La incidencia de la gripe desciende por tercera semana consecutiva

Publicado el 19/02/2015

La tasa de incidencia de la gripe en Asturias se situó en 184 casos por cada 100.000 habitantes en la séptima semana de 2015, después de haber alcanzando el pico de la onda epidémica en la cuarta semana y enlazar tres consecutivas de descenso. La difusión sigue siendo epidémica y la intensidad, media. Se prevé que esta situación continúe hasta que vuelva a niveles basales en unas cinco o seis semanas.

 

La afectación ha disminuido en todos los grupos de edad, aunque algo menos en el grupo de personas de entre 15 y  64 años.

 

La proporción de casos con alguna complicación en el momento de la consulta y las derivaciones al hospital desde atención primaria se mantienen en niveles bajos.
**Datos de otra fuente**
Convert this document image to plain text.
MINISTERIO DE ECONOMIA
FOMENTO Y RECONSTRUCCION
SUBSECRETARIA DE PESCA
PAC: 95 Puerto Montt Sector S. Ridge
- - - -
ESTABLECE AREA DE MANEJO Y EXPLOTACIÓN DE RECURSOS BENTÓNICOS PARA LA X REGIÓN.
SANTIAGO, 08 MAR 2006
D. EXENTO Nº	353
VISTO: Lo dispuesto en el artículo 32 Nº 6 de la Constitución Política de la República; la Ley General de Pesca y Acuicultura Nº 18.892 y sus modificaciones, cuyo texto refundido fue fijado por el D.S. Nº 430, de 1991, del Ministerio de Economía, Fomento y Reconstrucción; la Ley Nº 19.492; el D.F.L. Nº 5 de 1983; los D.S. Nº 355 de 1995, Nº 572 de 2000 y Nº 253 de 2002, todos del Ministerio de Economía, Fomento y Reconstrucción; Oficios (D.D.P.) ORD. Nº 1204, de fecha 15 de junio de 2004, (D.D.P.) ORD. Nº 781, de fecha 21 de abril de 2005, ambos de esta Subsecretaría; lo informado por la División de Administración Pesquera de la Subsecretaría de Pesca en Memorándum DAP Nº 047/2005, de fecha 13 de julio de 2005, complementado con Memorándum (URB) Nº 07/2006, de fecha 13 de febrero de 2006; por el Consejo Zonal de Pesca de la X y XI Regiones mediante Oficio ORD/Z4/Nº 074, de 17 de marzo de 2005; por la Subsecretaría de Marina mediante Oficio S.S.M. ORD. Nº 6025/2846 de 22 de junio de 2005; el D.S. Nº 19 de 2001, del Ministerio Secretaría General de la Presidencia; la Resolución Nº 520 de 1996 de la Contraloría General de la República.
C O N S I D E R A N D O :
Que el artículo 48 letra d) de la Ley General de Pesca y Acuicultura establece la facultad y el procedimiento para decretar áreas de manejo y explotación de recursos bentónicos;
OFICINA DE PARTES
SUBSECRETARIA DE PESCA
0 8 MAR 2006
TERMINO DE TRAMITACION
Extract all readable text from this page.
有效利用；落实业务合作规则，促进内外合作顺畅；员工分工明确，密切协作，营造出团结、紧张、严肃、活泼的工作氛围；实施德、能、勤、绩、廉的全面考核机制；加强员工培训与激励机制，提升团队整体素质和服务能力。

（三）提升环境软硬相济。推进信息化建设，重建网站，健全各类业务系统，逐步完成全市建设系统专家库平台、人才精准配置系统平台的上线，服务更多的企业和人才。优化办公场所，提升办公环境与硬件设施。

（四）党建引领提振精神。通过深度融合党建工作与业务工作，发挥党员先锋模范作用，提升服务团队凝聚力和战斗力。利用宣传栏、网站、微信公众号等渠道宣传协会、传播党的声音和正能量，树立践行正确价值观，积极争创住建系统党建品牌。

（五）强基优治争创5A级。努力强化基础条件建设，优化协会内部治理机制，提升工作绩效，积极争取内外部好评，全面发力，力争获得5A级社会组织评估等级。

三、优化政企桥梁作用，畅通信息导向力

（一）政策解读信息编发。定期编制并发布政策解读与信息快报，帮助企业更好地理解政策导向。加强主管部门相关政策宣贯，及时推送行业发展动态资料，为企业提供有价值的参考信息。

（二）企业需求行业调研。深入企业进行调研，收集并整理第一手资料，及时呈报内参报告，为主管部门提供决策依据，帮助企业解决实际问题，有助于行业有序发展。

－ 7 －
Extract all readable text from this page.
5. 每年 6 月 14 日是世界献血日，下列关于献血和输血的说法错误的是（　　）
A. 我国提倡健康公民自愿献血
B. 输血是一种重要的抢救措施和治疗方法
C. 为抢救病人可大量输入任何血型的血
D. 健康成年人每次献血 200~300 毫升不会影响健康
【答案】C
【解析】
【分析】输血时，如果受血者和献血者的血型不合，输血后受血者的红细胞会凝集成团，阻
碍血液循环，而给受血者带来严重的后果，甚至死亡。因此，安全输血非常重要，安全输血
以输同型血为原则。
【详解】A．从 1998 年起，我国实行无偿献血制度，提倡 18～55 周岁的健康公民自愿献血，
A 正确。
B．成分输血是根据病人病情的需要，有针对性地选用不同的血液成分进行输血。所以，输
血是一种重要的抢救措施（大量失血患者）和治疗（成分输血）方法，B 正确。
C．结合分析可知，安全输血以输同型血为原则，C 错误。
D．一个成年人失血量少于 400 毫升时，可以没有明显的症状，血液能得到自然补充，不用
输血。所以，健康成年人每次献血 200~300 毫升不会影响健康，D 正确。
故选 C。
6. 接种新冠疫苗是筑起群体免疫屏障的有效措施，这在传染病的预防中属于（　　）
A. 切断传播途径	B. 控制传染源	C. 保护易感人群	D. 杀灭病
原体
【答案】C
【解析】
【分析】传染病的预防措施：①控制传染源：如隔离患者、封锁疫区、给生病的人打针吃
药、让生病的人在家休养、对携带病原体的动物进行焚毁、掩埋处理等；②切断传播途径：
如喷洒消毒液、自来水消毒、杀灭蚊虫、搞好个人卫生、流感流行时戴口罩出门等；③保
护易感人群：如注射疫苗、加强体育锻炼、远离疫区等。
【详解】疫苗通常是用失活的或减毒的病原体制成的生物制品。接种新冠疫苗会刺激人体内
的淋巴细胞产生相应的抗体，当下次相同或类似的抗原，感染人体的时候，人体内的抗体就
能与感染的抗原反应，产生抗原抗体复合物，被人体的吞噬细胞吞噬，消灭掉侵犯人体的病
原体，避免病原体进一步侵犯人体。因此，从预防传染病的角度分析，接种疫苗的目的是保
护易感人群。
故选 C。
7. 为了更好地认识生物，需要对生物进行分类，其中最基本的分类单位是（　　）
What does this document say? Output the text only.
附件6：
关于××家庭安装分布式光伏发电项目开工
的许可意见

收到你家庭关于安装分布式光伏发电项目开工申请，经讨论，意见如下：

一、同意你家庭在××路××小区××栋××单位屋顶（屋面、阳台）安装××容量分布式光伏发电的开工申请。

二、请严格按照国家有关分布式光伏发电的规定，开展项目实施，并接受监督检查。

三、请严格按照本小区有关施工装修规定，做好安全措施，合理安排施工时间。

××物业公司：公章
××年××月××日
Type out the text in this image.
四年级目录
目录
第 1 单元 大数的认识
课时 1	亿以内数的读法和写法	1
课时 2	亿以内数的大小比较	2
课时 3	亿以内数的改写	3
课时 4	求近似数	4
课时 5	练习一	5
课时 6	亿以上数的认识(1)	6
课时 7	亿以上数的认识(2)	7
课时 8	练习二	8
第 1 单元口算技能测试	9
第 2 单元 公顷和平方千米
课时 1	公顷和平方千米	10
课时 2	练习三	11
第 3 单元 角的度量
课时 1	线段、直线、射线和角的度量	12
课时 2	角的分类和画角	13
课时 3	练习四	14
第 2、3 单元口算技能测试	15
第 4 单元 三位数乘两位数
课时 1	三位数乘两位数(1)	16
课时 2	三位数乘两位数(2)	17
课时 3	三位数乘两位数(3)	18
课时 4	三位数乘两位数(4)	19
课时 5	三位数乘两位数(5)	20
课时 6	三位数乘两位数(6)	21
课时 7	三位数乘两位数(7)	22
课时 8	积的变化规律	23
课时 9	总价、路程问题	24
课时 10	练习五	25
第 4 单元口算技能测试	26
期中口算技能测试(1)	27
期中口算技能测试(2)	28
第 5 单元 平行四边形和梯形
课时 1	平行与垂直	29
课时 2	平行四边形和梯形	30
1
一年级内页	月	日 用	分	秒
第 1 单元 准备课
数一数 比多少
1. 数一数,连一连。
Entre los casos notificados, los factores de riesgo más frecuentes siguen siendo el asma y la enfermedad cardiovascular crónica, seguidas de situaciones de inmunodeficiencia y enfermedades metabólicas como la diabetes.

 

En el conjunto del país, la incidencia disminuye en todo el territorio, con excepción de Baleares, Cataluña y Navarra, en las que la evolución es todavía creciente y la onda gripal continúa en fase de ascenso. La tasa global de incidencia desciende a 234,13 casos por 100.000 habitantes, tras alcanzar el pico de máxima incidencia gripal de la temporada en la semana 05/2015. También en el conjunto del país se observa un descenso de la incidencia de gripe en todos los grupos de edad que solo es significativo en los grupos de 5-14 y 15-64 años.

 

La gripe es una enfermedad infecciosa generalmente benigna que puede suponer la aparición de fiebre, dolores musculares, malestar general, tos, dolor de cabeza, congestión nasal, estornudos o dolor de garganta. El tratamiento más adecuado consiste en aliviar los síntomas mediante analgésicos y antitérmicos.

 

En la mayor parte de los casos, la gripe se cura sola con las medidas habituales: beber abundantes líquidos y utilizar los antitérmicos y analgésicos como el paracetamol, según las recomendaciones de los profesionales sanitarios, hasta recuperarse. La vacunación anual a las personas mayores y vulnerables evita las complicaciones de la enfermedad y previene la mortalidad.